The $652 million of new money to renewable energy, saved due to the decision not to even attempt negotiations with the Greens over a carbon pricing system will be welcomed by an industry which has been starved of funds for so long. Even since the Rudd government’s election, the promise of new funding has still been just that – a promise. Virtually none of the Renewable Energy Development Fund has been spent, and the Solar Flagships were only short-listed last night.
Piecemeal subsidies to renewables will only mean we will import technologies from overseas – where they take renewables seriously as an alternative to coal – to supplement a handful of coal fired power plants with some solar power.
We won’t see long-term jobs or manufacturing set up here unless we get a policy framework in place that will actually deliver a transformation – and that does not mean a CPRS which is designed to secure ongoing investment in coal. The Greens will be pushing hard in the Senate and the election campaign for some of those policies – such as a feed-in tariff for all renewable energy, a significant increase in the renewable energy target, loan guarantees for large-scale renewable energy developments and a levy on big polluters.
The missed opportunity is stark, and the cuts to on-the-ground environment programs from Landcare to green car innovation to water tanks will be devastating to thousands of people. But the biggest sting in the tail – the decision which is likely to have the most far-reaching implications – is the government’s decision to incorporate their entire commitment to climate financing for developing nations into existing aid budget promises, instead of making it additional.
You may recall that one of the few rays of hope at last December’s Copenhagen Conference was the commitment by rich nations to allocate some US$30 billion to a fast-start financing program to help developing countries reduce their emissions and adapt to climate changes already locked in. The understanding at the conference was that this commitment would be additional to existing aid budgets – indeed additional to promised increases under the Millennium Development Goals.

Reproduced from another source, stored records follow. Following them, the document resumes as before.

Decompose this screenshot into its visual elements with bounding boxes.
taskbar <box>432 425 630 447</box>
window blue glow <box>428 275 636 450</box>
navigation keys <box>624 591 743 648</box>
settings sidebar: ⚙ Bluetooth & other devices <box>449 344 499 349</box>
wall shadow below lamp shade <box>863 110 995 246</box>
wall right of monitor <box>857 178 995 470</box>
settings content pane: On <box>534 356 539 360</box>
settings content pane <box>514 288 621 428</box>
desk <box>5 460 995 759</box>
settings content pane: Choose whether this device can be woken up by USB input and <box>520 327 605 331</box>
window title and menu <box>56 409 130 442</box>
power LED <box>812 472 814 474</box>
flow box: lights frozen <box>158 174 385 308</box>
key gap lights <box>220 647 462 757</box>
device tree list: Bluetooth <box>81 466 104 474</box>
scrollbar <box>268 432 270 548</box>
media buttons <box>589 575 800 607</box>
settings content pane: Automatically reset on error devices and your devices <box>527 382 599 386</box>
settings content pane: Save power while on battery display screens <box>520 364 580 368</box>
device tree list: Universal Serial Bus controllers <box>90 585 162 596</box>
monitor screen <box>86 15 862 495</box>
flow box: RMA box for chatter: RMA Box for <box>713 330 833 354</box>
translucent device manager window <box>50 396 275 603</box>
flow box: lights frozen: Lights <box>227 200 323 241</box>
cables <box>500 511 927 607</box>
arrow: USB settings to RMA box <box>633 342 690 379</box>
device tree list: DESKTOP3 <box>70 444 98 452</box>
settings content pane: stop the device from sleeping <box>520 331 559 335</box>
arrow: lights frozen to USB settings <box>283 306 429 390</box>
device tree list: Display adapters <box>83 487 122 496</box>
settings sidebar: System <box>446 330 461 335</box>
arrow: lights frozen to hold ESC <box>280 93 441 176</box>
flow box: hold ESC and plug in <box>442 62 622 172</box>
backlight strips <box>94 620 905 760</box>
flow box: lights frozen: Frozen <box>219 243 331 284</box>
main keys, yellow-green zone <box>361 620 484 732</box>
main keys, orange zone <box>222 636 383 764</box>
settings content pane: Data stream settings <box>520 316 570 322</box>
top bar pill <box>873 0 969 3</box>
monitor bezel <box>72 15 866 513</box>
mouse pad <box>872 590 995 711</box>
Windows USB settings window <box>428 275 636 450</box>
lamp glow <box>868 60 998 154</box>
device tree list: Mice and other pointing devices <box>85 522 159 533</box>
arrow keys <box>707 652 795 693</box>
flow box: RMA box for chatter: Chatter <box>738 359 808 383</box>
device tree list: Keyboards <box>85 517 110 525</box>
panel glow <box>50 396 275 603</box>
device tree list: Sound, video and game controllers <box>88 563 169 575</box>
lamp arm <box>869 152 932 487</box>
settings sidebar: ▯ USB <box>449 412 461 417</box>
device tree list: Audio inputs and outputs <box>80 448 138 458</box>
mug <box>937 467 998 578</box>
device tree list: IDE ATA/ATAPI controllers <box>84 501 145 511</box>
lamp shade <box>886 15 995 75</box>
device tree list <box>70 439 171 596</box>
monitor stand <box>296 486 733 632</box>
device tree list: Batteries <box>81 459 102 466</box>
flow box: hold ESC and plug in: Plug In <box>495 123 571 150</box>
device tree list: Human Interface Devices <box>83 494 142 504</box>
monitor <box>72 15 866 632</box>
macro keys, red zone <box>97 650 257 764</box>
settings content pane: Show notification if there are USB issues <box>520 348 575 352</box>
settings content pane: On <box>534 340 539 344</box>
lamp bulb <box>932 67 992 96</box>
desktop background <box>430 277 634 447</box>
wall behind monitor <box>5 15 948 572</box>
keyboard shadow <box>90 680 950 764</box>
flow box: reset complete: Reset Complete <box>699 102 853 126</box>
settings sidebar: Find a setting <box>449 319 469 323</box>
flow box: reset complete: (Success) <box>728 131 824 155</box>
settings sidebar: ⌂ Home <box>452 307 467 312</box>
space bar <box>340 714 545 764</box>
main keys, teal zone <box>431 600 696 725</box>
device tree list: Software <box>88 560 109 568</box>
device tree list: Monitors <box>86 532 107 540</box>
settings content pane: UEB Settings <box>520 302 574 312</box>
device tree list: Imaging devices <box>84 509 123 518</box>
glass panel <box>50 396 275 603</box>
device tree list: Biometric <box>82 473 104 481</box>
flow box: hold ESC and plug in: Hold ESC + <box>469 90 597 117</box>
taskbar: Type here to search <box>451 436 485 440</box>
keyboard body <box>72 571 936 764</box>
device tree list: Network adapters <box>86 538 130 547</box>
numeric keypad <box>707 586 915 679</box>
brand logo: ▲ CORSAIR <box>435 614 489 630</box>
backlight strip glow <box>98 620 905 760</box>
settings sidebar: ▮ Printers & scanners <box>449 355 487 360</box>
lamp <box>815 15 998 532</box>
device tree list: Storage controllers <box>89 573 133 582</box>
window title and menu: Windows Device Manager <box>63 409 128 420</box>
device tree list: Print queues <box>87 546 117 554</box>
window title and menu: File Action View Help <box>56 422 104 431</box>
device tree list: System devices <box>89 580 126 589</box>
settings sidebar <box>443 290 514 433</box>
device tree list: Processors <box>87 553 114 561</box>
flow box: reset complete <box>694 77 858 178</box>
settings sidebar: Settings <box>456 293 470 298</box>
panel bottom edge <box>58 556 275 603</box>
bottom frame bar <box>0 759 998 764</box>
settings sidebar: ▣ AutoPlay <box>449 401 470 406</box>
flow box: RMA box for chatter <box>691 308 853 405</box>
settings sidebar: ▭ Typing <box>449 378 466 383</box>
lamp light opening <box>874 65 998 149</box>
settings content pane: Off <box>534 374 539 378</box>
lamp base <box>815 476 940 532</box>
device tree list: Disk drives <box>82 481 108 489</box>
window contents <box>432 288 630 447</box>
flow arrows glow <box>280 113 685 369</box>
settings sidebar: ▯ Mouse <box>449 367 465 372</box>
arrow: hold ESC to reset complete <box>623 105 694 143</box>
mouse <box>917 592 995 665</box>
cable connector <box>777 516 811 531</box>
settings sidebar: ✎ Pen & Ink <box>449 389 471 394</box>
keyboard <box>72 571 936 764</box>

Outgoing Secretary of the UN climate process, Yvo de Boer, has repeatedly warned this year that the key challenge this year is to rebuild trust between developed and developing nations. Just this week, de Boer warned that if developed nations take their climate financing funds out of existing aid budgets it will be seen as “climate washing” and “not conducive” to that vital process of rebuilding trust. For a consummate diplomat like de Boer, this was very strong language.
The Rudd government has allowed domestic climate action to languish with yet another budget failure. But it has delivered an unforgivable blow to international climate negotiations at a time when we desperately need progress.
The Rudd government may think that racking up ecological debt in this way suits their short term political agenda, but it is not wise management for the future and it will not be appreciated by an electorate increasingly concerned about the impact of the climate crisis, extinctions and peak oil on their lives.